Professor & Director of Graduate Studies

Faculty

English

Alison Graham-Bertolini looking confidently at camera.

I am an professor with a joint appointment in English and Women and Gender Studies. I earned my Master’s of Liberal Arts degree from the University of Pennsylvania, and received my doctorate in English Literature from Louisiana State University.

My first book, Vigilante Women in Contemporary American Fiction, was published by Palgrave Macmillan in 2011. Vigilante Women focuses on female characters who refuse to accept injustice. In the text I argue that vigilante heroines act to remedy violence that women experience on a daily basis: domestic violence, restrictive laws, and lack of political recourse, for example.

Moreover, the authors that I study (Zora Neale Hurston, Shirley Ann Grau, Eudora Welty, Carson McCullers, & Toni Morrison, among others) challenge ingrained social expectations, creating a more inclusive space for law, morality, and civility to flourish.
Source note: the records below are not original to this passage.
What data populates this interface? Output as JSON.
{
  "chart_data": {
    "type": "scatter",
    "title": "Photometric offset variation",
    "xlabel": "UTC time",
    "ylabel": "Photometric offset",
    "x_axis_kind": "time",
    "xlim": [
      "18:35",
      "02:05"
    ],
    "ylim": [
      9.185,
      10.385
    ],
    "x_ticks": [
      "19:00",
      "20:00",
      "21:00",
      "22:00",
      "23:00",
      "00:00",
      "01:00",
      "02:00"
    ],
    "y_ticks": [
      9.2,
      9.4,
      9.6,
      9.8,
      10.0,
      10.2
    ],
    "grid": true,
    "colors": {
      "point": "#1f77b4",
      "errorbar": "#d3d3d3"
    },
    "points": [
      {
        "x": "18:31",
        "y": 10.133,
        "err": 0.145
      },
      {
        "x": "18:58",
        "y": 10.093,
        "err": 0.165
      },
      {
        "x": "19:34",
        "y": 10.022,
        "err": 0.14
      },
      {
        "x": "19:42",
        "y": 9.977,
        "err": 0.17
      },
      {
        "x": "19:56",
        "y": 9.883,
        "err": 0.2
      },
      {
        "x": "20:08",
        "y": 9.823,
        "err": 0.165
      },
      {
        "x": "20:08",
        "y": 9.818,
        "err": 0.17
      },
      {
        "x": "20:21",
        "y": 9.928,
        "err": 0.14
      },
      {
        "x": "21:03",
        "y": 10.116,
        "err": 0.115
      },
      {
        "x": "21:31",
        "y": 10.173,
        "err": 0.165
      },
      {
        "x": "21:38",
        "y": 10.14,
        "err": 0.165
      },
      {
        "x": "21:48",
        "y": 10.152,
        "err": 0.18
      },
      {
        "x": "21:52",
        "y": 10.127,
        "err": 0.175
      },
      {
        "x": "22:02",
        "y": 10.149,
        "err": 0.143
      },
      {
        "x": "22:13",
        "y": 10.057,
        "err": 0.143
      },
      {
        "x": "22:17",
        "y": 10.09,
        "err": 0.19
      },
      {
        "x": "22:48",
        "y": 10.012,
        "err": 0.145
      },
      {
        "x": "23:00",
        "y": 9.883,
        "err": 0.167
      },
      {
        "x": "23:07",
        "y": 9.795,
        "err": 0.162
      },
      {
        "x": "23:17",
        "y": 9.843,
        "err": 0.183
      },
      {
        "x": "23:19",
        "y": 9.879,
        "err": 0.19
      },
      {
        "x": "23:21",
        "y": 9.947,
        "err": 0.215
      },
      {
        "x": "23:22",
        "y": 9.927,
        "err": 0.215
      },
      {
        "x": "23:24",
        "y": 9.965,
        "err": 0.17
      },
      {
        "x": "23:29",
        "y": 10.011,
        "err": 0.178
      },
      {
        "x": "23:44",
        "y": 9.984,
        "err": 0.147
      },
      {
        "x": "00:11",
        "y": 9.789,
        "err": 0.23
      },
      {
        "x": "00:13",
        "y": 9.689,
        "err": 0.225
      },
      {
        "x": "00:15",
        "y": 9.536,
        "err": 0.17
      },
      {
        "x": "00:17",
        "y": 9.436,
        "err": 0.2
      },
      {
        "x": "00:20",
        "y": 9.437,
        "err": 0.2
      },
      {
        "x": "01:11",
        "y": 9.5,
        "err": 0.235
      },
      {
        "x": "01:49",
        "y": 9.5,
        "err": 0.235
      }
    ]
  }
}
I believe that the vigilante characters of these novels model how acts of illegal resistance are representative of the larger movement toward equal rights in American culture, which makes the texts upon which I focus especially relevant and compelling for students.

When I’m not reading, writing, or researching, I devote my time to my adored family. Together we are learning about life on the Great Plains—traveling, hiking, exploring, shoveling, and playing in the snow.